January 29, 1953 - November 16, 2018
Alistair Gavin Scovil died at home on November 16, 2018, after a long heroic passage with spindle cell sarcoma.
Ali was born on January 29, 1953 in Vancouver, British Columbia, to Gwendolyn Violet (Burton) and Henry Evelyn Derrick Scovil. When he was 3 years old, his father, a physicist, took over the directorship of the Microwave and Solid State Device Laboratory at Bell Labs and moved the family to New Jersey. Ali made the most of his Jersey childhood, spending days exploring the Great Swamp in a variety of fabricated water crafts, including rafts of all sorts and a once-abandoned concrete boat that, along with a disreputable band of brothers he simply referred to as the Hadleys, he’d found and claimed for their adventures. Although he later attended the University of Toronto and Drew University and earned dual degrees in Economics and Physics, Ali’s great preoccupation in life was cars. From a very early age, he was captivated by machinery. His first word came late and was not the predictable “mama,” but a well-articulated “tractor.” When his grandmother came to visit from Canada, 10-year-old Ali drove her around his small town – and down dirt roads and through fields – in the family’s Morris Minor. Despite a life-threatening accident in a Lotus Cortina when he was 21, and the long rehabilitation that followed, he continued to work on and play with cars. He became a certified Jaguar mechanic and opened the first version of Motorsport while in college. His little repair shop, sandwiched between the last Citroen dealership in America and a furniture-stripping service called “The Big Dipper,” was quickly well-known in the tiny town of Gladstone and throughout the region. Ali worked on British cars there and eventually on other exotics, his natural skill and high intelligence swiftly making his reputation. And, too, then there were the lawn chairs that appeared at closing time on the sidewalk outside Motorsport I, where Ali would visit with friends (old and new) and the occasional customer or transient employee over a beer before folding the day away.

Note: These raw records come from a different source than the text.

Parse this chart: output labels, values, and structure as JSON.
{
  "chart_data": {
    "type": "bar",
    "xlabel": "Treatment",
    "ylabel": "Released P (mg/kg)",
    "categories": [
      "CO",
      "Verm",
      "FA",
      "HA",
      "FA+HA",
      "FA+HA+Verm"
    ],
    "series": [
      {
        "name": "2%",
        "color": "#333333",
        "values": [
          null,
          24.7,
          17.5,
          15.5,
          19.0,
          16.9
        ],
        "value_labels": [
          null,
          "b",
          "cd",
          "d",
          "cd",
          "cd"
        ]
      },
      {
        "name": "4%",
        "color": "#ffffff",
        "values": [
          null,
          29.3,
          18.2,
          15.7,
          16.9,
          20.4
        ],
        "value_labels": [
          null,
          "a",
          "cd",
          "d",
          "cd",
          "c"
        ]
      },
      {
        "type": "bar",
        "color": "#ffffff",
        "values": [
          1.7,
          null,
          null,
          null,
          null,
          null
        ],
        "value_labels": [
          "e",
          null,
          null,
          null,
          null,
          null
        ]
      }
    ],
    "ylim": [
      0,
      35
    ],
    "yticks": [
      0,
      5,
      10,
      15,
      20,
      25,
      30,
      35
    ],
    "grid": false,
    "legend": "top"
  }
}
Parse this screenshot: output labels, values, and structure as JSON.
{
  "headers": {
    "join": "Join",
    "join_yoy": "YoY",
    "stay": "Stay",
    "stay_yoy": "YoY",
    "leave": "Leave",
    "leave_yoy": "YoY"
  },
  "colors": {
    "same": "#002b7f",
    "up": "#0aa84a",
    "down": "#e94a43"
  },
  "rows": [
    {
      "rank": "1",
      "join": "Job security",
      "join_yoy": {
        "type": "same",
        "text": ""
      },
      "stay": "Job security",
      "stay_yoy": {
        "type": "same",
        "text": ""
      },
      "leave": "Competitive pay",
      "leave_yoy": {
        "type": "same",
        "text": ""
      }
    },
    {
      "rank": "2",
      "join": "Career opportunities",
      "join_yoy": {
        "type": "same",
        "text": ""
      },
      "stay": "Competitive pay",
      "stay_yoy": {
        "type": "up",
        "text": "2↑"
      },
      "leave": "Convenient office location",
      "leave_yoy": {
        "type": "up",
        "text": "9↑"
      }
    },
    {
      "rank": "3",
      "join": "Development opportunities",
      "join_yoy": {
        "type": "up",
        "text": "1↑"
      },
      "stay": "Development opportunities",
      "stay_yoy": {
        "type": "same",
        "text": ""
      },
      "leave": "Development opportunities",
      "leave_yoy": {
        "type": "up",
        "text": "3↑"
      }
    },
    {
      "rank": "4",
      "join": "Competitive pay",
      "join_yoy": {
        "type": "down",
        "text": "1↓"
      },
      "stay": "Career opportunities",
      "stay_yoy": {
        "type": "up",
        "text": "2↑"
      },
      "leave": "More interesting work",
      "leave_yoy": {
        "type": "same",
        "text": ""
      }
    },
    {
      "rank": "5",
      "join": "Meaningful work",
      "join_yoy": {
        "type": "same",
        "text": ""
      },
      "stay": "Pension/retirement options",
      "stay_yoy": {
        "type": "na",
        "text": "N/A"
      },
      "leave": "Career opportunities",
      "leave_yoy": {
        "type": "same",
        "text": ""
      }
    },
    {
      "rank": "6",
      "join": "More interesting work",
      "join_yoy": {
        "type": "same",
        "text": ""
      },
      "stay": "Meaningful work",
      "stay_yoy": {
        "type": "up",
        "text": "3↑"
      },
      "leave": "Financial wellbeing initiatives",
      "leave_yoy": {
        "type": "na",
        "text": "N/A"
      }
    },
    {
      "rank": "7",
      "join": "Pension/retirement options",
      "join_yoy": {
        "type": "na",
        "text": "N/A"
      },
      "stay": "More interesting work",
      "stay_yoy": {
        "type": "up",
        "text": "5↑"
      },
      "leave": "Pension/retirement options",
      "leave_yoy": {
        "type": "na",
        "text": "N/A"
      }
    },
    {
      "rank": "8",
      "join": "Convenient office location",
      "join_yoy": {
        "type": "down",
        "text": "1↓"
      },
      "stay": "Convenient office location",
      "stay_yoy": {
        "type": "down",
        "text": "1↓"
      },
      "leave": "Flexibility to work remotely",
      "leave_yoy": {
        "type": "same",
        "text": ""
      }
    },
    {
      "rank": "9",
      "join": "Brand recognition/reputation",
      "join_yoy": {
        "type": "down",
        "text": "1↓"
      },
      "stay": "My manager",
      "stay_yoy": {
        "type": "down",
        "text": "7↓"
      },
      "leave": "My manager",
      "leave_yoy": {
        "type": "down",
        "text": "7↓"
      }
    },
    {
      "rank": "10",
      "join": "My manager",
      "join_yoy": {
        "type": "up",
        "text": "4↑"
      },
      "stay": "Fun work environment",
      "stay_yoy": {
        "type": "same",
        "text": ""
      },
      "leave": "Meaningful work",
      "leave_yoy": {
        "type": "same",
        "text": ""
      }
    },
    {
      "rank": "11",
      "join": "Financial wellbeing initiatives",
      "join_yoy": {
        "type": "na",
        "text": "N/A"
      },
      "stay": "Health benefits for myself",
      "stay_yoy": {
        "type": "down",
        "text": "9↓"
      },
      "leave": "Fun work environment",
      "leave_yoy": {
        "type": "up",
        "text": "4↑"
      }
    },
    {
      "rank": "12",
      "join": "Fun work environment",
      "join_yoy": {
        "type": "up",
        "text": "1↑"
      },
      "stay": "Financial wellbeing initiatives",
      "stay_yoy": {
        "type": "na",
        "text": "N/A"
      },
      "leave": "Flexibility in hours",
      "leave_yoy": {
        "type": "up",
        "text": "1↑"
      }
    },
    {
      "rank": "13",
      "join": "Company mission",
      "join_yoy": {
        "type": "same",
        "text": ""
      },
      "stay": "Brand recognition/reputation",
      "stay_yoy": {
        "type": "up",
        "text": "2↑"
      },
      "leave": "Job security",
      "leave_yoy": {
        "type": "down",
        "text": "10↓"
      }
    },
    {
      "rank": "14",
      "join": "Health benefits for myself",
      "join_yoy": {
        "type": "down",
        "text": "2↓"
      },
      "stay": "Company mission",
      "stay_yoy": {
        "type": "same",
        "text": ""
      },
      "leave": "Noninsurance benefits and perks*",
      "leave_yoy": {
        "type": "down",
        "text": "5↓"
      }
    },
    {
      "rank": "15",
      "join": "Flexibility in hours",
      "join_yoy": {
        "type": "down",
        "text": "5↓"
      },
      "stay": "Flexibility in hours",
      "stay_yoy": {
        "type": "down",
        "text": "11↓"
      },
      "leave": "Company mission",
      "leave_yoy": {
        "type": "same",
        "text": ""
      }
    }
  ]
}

Ali met his wife Adrianne in 1974, and they were nearly inseparable from that time, marrying in 1979. They moved to Port Townsend shortly after the birth of their first son Peter in 1981, where Ali found a true community that sustained him all his adult life. Their second son, Duncan, was born in 1987, and Ali’s parents, Gwen and Derrick, retired to Port Townsend a few years later. In Port Townsend, Ali eventually opened the west coast version of Motorsport, and aside from his home, that was the center of his universe for many years. A born philosopher and luminous spirit, he offered more than car repair as anyone who had the good fortune to be his customer soon knew. In truth, he was a terrible businessman. His repair orders were handwritten and nearly unintelligible, and his idea of balancing the books involved a complex Robin Hood-esque system wherein he tried to figure out how not to charge anyone in need and still bring money home at week’s end.
Ali could be famously curmudgeonly when it came to injustice. A deeply generous man, he had no time at all for those who judged people on their status or material possessions or even emotional handicaps. He kept his values close, all having to do with gratitude and acceptance. He was fiercely proud and intensely loving of his wife and sons. He believed fully in a higher self and in the power and contagion of love, and he was a dear and loyal friend to many.
Ali was a masterful innovator, skilled sailor, energetic gardener, and terrible dancer. He collected and shared jokes and stories and happily embellished all. He was the best of listeners. Animals gravitated to him, and he had many besotted dog and cat companions over the years. He leaves behind two clearly bereft cats.
Ali is survived by his wife, Adrianne, son Peter and Peter’s wife, Bailey Taylor, and son Duncan, and by his in-laws and cousins and many, many dear friends. His was a radiant spirit replete with goodness and humor and endless energy, and all of those in his life know that what he called “this beautiful world” will be a far, far dimmer, less comforting place without his presence and theories, yet an ever-magnificent one because they got to share it with him for awhile and see its goodness, oddities, and marvels through his eyes.
A celebration of Ali’s life will be held on Sunday, January 6, at the Northwest Maritime Center, following a processional of cars. More details to come.